Seven Steps to WHAT THE F?!
Step 1: Get fat.
Step 2: Set up exercise program and diet for a bet at work.
Step 3: Lose 30 pounds in three months, win $300 and gloat (in the humble way you have) about beating the pants off everyone else.
Step 4: Enjoy Thanksgiving
Step 5: Really enjoy Christmas
Step 6: Get sick for a couple of weeks, stop worrying about calories and forget you own a treadmill.
Step 7: Gain 8 of it back.
It’s true, I’m afraid. I can no longer pretend that I haven’t turned right back in to a slovenly sloth. (The slovenly part isn’t true. I just took a shower. Although I could use a shave. I just liked those two words together…. never mind.)
So, what the hell? That was hard work. Am I just going to let it all go again? Criminy sakes, I’ve gained back almost 1/3 of the poundage that I originally lost. How is that possible.
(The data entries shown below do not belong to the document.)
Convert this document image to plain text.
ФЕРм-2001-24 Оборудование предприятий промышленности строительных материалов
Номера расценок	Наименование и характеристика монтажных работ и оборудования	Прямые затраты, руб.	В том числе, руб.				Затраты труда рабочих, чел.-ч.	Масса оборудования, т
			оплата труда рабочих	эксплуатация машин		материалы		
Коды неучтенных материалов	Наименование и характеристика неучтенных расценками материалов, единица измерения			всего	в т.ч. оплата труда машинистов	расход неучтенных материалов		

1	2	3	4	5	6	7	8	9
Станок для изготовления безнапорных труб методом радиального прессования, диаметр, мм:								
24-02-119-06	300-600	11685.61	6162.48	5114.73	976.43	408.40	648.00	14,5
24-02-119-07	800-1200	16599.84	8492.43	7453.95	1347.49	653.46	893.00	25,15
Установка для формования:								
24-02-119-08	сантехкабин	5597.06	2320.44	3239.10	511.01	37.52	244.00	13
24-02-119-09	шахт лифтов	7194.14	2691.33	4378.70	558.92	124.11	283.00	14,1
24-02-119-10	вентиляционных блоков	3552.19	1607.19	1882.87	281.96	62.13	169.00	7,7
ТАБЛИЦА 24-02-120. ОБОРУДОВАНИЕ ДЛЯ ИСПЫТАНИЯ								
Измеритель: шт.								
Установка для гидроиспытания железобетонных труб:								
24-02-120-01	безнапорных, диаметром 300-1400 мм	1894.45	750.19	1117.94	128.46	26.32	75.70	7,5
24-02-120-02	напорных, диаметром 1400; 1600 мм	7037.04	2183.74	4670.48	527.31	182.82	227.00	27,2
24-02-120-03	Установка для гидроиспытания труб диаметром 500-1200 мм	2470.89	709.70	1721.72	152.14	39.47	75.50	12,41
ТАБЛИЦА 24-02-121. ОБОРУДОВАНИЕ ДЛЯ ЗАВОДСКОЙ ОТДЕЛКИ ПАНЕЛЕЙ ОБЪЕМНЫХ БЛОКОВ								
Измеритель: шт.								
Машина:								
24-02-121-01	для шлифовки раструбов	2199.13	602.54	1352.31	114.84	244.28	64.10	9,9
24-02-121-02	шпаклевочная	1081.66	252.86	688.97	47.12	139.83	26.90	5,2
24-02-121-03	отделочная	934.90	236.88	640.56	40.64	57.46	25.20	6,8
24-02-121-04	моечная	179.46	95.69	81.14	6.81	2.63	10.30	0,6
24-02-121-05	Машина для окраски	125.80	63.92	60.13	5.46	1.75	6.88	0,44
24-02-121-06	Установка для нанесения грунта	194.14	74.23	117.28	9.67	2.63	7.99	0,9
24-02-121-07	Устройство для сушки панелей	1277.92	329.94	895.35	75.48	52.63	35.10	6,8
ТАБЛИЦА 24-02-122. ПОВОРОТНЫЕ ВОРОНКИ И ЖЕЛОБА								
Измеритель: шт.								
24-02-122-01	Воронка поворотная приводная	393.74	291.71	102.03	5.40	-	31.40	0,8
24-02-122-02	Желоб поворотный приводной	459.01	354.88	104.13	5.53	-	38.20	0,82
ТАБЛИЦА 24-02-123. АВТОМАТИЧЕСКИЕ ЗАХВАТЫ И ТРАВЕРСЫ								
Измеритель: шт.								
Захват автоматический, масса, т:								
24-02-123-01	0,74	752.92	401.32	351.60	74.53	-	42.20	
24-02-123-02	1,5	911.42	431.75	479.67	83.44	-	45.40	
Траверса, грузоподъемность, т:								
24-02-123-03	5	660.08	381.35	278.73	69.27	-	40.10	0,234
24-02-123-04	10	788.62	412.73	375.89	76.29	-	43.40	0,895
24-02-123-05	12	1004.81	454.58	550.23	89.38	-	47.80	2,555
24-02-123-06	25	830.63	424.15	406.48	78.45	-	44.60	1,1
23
So, after I write this I’m breaking out the dusty treadmill and going at it again. I’m counting calories (retroactively today – that was scary) until I’m back to that magic number I had obtained.
By the way, counting calories backwards to when you weren’t paying attention, is one freaky experience. It’s 3:30 in the afternoon and I’m already at 1750 on the day. Not good. Sorry cheese, you got to go my friend.